Almost every day last year I walked by this photo. It hung in the window of the old location of Liberty Resources on Market Street, here in Philadelphia. Liberty Resources, Inc. is a not-for-profit, consumer-controlled organization that advocates and promotes independent living for all persons with disabilities. As a Center for Independent Living, it advocates with disabled people, individually and collectively to ensure their civil rights and equal access to all aspects of life in the community. This photo always caught my attention when I’d walk by it, probably because of the joy on the man’s face in the wheelchair and his infectious smile. I’d stop and stare at it numerous times when I’d walk by, wondering what the story was behind the photo. Last week I decided to find out.
I figured out who the photographer of the photo was, Harvey Finkle, and I spoke with him. He filled me in on several details and directed me to Nancy Salandra, Director of Independent Living Services at Liberty Resources, for even more information. Here’s what I learned. The man in the photo is named Reuben. For 14 days in September 2003, representatives of the Disability Rights Movement, including Reuben, took part in a historic march. 200 people, many with significant disabilities, marched 144 miles from the Liberty Bell in Philadelphia to the steps of the U.S. Capitol in Washington, D.C. The marchers rolled on through rain, heat and cold, in an effort to raise awareness and to push through the passage of MICASSA (S971 and H.R. 2032). This march was organized by ADAPT, a grassroots disability organization with chapters throughout the country. ADAPT helped push through the ADA. Unfortunately, they weren’t able to get MICASSA passed. That said, the video below that they created of this monumental effort, and shared with members of Congress, drives home their message in a way that’s emotionally profound. They were kind enough to provide me with this video, and this is the first time it’s being shared publicly.

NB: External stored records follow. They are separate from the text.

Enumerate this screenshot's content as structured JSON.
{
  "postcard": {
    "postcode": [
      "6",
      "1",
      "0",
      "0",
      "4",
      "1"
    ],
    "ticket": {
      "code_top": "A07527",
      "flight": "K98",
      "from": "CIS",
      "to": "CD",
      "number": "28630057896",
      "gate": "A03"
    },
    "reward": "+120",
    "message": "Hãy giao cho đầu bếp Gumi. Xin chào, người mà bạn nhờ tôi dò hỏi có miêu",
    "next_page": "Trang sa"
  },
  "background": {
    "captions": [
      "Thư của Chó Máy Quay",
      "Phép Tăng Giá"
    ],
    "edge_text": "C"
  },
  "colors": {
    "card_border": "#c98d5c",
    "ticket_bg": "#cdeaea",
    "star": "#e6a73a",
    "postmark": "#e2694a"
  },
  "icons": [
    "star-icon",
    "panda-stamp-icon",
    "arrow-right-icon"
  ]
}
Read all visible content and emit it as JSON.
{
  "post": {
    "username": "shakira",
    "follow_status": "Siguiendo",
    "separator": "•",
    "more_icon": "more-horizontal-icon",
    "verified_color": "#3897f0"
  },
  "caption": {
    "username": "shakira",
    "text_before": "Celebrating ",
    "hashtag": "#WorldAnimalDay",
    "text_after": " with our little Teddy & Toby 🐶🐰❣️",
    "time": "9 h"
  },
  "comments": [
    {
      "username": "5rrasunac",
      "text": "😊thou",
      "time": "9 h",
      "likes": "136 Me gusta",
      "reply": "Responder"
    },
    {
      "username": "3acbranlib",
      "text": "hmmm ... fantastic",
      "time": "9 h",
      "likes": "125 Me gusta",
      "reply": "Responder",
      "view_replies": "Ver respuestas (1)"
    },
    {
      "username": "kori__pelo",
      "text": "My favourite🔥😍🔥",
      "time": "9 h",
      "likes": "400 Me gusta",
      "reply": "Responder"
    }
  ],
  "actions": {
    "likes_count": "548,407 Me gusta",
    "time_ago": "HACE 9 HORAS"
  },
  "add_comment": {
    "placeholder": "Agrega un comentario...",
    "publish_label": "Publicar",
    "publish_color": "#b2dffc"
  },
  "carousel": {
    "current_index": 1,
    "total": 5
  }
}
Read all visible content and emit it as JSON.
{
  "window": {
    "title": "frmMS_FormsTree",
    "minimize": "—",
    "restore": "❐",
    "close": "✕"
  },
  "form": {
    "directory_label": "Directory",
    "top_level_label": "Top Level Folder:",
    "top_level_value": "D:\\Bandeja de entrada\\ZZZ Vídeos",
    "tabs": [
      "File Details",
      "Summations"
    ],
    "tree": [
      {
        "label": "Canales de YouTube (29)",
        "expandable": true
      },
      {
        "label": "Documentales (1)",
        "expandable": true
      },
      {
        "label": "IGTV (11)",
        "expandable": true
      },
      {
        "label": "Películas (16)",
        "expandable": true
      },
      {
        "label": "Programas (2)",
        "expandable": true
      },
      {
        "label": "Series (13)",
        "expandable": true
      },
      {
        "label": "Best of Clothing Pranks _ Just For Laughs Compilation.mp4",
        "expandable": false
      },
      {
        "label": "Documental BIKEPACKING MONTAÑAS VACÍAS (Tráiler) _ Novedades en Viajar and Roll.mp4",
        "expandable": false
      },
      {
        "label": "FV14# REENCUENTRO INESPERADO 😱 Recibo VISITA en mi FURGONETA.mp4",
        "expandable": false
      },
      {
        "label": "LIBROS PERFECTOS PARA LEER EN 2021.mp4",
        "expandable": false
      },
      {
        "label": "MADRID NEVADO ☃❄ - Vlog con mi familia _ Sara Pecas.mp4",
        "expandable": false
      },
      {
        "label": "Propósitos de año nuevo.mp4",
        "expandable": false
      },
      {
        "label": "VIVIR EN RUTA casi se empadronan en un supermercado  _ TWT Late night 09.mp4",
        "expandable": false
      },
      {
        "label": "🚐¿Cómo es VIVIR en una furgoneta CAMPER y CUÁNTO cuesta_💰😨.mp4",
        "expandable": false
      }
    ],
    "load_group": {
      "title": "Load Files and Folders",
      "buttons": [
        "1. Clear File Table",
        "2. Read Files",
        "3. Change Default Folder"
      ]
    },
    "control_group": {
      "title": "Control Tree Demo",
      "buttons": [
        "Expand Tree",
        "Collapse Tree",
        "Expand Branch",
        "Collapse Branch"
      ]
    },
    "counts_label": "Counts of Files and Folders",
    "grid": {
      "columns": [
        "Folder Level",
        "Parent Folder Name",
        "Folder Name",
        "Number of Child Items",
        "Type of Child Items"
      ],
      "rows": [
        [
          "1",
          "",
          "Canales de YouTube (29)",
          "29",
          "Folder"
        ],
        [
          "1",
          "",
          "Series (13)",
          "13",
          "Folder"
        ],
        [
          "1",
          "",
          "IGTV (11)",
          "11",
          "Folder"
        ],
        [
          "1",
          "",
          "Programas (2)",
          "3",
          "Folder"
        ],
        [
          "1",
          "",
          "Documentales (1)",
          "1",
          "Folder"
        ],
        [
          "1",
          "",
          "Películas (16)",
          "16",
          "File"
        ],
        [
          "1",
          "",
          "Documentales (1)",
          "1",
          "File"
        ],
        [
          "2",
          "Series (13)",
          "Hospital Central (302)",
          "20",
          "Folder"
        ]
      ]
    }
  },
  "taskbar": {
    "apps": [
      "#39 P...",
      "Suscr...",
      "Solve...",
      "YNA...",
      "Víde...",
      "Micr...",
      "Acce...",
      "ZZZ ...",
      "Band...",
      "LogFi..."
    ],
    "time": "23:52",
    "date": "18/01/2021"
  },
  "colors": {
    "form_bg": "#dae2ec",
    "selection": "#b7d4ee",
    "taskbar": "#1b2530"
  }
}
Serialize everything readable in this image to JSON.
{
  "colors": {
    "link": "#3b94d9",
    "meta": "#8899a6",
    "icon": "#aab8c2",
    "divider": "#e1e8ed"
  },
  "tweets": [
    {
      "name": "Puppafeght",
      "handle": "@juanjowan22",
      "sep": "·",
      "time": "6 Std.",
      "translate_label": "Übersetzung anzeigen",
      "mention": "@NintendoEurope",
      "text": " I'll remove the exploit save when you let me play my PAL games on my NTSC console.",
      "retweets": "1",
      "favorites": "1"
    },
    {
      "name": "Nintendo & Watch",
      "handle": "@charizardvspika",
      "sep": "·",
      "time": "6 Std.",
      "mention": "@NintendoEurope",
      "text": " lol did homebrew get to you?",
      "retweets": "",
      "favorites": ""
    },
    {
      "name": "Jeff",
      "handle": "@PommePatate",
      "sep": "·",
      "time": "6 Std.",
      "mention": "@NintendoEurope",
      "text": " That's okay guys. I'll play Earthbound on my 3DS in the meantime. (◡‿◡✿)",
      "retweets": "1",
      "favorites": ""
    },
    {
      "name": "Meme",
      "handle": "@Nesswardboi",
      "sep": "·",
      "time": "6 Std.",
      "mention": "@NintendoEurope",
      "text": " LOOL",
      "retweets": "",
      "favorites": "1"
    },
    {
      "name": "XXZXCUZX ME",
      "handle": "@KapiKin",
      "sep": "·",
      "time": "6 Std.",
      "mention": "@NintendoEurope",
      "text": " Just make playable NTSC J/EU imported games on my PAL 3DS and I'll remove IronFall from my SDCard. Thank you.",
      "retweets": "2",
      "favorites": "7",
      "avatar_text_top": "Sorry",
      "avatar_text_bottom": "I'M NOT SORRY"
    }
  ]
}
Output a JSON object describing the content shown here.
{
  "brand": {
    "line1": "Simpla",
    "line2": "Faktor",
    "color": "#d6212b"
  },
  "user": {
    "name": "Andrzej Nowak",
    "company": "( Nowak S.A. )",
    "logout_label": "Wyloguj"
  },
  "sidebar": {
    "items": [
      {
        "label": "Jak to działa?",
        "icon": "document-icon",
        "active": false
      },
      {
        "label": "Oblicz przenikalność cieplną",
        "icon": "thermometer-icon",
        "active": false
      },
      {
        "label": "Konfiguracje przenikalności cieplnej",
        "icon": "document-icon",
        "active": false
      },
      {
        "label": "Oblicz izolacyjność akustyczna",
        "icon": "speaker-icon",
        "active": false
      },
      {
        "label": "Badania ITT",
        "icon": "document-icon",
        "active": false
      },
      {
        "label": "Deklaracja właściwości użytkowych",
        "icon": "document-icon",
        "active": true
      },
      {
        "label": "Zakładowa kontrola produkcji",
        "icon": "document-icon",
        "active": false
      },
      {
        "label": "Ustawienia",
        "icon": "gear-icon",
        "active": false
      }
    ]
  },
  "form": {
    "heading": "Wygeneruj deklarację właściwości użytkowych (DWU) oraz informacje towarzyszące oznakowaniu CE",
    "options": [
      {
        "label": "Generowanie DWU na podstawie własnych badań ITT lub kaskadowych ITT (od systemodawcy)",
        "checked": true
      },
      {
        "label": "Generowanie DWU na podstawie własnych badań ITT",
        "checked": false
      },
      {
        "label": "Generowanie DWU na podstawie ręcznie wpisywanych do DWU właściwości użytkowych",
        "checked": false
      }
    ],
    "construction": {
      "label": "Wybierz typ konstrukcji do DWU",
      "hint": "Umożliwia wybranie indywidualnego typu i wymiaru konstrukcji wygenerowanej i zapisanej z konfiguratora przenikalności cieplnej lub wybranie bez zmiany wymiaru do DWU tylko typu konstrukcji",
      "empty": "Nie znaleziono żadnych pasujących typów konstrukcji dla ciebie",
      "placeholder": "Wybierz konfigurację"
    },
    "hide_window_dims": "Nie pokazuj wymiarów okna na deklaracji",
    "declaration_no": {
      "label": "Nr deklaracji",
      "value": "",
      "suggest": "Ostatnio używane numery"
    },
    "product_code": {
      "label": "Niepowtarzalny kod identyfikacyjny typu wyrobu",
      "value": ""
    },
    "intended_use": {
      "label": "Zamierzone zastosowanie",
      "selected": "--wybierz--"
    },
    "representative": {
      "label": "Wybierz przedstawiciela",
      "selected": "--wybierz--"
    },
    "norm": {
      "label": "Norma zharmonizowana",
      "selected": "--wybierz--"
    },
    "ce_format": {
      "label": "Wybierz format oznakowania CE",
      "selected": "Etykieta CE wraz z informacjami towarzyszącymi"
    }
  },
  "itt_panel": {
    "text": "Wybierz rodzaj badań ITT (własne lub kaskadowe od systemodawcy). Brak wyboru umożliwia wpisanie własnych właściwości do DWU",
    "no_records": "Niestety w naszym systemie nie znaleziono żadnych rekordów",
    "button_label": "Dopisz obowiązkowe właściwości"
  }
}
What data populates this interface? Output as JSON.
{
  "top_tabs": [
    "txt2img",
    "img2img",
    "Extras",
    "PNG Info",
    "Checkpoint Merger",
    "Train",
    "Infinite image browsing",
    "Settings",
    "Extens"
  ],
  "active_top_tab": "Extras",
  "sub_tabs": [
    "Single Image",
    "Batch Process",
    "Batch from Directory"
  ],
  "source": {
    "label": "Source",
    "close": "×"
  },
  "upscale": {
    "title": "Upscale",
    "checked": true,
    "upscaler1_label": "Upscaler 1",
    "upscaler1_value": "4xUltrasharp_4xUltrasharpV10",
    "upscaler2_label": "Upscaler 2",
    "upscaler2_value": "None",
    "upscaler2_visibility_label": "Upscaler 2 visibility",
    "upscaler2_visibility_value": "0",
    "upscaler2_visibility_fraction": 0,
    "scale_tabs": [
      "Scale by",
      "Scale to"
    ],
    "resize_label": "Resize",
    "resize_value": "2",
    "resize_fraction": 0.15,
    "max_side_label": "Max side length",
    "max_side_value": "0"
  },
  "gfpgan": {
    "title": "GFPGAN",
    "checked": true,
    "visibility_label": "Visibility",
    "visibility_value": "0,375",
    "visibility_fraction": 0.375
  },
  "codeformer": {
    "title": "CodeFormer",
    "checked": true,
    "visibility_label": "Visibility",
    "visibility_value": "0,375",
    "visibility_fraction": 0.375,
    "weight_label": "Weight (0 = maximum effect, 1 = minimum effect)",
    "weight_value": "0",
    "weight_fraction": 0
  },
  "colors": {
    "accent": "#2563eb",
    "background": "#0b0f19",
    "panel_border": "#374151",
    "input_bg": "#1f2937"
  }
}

While MICASSA may not have come to pass, ADAPT is still forging ahead and garnering public attention, as you can see in the video below of a recent Rachel Maddow broadcast on MSNBC.
The photo of Reuben that captured my attention last year is emblematic of the joy a person can feel when he or she is making a difference. He, along with Liberty Resources and ADAPT, took part in a historic march to try and make a change. While they may have lost that battle, they’re winning the war. Year by year, they’re making life better for those with disabilities. They’re providing them with independence, pride and self-worth. I definitely think that’s something worth smiling about.